Loading and Writing Data

Loading and writing data involves publishing the data in a destination where it can be extracted again at any given time for further processing. WSO2 Streaming Integrator supports loading and writing data to databases, files, and cloud storages.

Loading data to databases

WSO2 Streaming allows you to load data into databases so that the data can be available in a static manner for further processing. You can load the data received from another source unchanged or after processing it. This is achieved by defining Siddhi tables that are connected to database tables, and then writing queries to publish data into those tables so that it can be transferred to the connected database tables.

Loading Data to Databases

To understand this, consider an example of an sweet shop that needs to save all its sales records in a database table. To address this, you can write a Siddhi application as follows:

  • Define a table

    In this example, let's define a table named SalesRecords as follows:

    @primaryKey('ref')
    @index('name')
    @store(type='rdbms', jdbc.url="jdbc:mysql://localhost:3306/SalesRecordsDB", username="root", password="root" , jdbc.driver.name="com.mysql.jdbc.Driver")
    define table SalesRecords(ref string, name string, amount int);
    The above table definition captures sales records. The details captured in each sales record includes the transaction reference (ref), the name of the product (name), and sales amount (amount). The ref attribute is the primary key because there cannot be two or more records with the same transaction reference. The name attribute is an index attribute.

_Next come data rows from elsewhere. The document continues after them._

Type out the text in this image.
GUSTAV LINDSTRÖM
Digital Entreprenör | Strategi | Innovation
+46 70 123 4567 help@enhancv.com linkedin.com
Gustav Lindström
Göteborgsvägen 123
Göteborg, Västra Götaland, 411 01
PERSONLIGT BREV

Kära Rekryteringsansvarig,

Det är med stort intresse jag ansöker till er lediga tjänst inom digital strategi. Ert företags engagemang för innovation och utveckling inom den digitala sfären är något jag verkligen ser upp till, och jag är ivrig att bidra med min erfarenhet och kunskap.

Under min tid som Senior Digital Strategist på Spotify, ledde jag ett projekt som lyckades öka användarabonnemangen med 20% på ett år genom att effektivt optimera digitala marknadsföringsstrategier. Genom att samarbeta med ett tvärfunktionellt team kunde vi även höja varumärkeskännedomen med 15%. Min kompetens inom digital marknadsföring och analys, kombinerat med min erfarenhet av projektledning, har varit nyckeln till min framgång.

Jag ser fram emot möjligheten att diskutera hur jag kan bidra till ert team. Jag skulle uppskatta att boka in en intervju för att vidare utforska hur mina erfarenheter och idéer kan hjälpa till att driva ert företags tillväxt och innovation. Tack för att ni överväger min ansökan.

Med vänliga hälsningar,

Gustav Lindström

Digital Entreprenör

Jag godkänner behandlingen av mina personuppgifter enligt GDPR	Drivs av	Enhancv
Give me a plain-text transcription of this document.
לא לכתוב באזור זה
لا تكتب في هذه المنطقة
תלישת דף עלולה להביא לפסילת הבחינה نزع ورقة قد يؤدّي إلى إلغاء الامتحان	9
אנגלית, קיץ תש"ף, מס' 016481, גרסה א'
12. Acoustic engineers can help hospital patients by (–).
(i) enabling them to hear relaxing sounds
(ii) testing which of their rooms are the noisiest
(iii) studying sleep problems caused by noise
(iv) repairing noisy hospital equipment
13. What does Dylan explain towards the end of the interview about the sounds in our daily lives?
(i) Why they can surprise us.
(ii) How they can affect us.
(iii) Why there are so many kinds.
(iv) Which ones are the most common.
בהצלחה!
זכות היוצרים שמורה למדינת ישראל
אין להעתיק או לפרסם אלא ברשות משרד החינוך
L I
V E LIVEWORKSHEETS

A data store named SalesRecordsDB is connected to this table definition via the @store annotation. This is the data store to which you are loading data.

  • Add a query

    You need to add a query to specify how events are selected to be inserted into the table you defined. You can add this query as shown below.

    from SalesRecordsStream
    select *
    insert into SalesRecords;
    The above query gets all the input events from the SalesRecordsStream stream and loads them to the SalesRecords table.

Try it out

To try out the example given above, follow the steps below:

  1. Set up MySQL as follows:

    1. Download and install MySQL.

    2. Start the MySQL server, create the database and the database table you require as follows:

      1. To create a new database, issue the following MySQL command.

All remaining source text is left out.